Chronique de Maurice Audebert parue dans Raison présente, n° 90, 2eme trimestre 1989, p. 126-128

Protesting Against Salman Rushdie’s book in Paris, France on February 26, 1989. (Photo by Mohamed LOUNES/Gamma-Rapho via Getty Images)

D’après les informations d’hier “les tueurs sont en marche”. J’ignore ce qu’il en sera dans quelques semaines, quand paraîtra cette chronique : peut-être déjà arrivés puisque, par ces temps, la barbarie s’affiche en toute bonne conscience ; sans compter que, comme ils le promettent, si ce n’est pas demain ce sera plus tard car la police se lassera bien un jour de protéger le “criminel”. Salman Rushdie, comme on l’aura compris.
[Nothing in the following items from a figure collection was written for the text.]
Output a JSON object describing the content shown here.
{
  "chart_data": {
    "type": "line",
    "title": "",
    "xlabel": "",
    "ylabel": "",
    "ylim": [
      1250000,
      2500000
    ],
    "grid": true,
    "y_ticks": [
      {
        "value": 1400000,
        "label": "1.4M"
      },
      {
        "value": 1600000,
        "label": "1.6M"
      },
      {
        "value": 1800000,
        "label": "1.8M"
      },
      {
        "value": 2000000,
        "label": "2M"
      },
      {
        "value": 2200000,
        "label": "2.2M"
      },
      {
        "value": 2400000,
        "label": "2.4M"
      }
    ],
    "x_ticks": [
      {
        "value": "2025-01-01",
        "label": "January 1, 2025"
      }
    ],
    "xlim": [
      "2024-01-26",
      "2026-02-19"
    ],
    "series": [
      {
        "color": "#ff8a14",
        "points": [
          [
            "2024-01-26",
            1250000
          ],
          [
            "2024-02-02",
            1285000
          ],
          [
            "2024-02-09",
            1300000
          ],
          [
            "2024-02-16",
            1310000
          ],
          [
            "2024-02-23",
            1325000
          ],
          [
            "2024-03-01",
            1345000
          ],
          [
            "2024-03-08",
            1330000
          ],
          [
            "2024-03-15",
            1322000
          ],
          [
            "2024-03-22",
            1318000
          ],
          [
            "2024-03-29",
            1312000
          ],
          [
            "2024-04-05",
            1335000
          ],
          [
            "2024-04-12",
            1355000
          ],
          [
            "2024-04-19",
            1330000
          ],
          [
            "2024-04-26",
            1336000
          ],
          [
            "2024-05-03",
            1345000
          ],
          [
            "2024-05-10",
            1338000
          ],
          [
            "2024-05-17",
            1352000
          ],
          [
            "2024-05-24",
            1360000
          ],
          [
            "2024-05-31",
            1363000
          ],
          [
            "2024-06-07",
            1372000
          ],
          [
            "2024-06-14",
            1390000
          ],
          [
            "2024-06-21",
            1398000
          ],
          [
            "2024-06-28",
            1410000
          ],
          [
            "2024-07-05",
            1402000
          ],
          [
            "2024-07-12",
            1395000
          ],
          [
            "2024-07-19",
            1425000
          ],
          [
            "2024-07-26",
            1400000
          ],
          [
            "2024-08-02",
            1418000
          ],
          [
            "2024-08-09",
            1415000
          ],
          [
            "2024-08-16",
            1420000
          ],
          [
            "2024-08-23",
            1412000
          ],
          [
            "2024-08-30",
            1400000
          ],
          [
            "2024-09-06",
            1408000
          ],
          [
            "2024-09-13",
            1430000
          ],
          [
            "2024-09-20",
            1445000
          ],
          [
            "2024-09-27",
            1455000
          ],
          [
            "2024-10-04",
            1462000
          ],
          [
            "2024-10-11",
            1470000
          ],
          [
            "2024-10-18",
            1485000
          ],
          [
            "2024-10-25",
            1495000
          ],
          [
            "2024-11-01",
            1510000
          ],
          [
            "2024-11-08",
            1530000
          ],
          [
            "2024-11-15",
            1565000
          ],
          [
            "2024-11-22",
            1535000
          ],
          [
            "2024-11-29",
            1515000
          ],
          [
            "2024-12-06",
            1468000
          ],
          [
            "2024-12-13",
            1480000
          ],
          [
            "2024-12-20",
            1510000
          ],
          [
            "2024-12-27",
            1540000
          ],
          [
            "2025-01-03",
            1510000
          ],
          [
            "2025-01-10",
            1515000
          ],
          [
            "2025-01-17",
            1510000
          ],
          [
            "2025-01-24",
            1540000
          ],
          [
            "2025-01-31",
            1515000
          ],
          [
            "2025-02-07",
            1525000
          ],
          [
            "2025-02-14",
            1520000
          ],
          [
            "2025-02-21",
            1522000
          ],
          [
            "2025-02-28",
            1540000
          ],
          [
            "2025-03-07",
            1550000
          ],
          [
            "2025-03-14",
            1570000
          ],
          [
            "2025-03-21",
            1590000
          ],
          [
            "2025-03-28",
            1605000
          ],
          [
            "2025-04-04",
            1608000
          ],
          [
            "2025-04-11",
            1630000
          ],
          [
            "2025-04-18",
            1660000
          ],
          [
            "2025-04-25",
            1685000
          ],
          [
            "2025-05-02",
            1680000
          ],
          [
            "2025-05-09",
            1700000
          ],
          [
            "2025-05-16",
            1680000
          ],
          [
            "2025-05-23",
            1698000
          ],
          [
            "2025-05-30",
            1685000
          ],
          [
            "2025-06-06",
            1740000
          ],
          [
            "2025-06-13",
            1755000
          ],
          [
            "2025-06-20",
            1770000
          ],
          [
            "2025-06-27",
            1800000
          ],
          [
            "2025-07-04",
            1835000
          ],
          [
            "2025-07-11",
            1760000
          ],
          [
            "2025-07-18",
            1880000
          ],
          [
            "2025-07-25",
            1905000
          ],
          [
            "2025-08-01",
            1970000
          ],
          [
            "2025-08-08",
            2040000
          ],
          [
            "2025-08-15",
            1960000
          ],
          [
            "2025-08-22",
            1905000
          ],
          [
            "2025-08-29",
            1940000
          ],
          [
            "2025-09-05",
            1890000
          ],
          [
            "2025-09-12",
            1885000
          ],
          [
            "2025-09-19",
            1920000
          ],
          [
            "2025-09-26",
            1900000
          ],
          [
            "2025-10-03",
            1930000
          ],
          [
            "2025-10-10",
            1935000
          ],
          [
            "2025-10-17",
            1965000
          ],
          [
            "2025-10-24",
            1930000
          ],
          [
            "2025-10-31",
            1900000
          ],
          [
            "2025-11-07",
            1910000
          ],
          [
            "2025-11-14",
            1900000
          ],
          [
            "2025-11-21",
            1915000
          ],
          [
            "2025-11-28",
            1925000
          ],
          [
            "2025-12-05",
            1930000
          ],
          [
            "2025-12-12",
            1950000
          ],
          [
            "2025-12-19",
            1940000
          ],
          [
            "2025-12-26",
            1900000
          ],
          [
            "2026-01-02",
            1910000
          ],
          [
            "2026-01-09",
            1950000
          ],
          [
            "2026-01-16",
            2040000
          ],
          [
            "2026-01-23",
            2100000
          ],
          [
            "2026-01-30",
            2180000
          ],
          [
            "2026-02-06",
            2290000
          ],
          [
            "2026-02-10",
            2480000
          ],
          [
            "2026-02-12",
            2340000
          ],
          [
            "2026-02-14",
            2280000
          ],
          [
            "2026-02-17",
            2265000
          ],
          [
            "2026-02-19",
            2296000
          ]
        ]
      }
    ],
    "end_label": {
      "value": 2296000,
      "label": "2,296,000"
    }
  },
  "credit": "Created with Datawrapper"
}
D’après ces mêmes informations, un millier de musulmans ont manifesté dans les rues de Paris, et dont certains criaient “à mort !” ; dans la foule, on voyait des gamins, particulièrement véhéments ; sur le petit écran. Monsieur Le Pen, qui se frottait les mains : “ce que vous voyez là, ce n’est que l’avant-garde ; demain ils seront des millions et c’en sera fait de vos libertés.” Pendant ce temps d’autres condamnent mais s’interrogent car il paraît qu’il faut laisser leur chance aux “libéraux” de là-bas.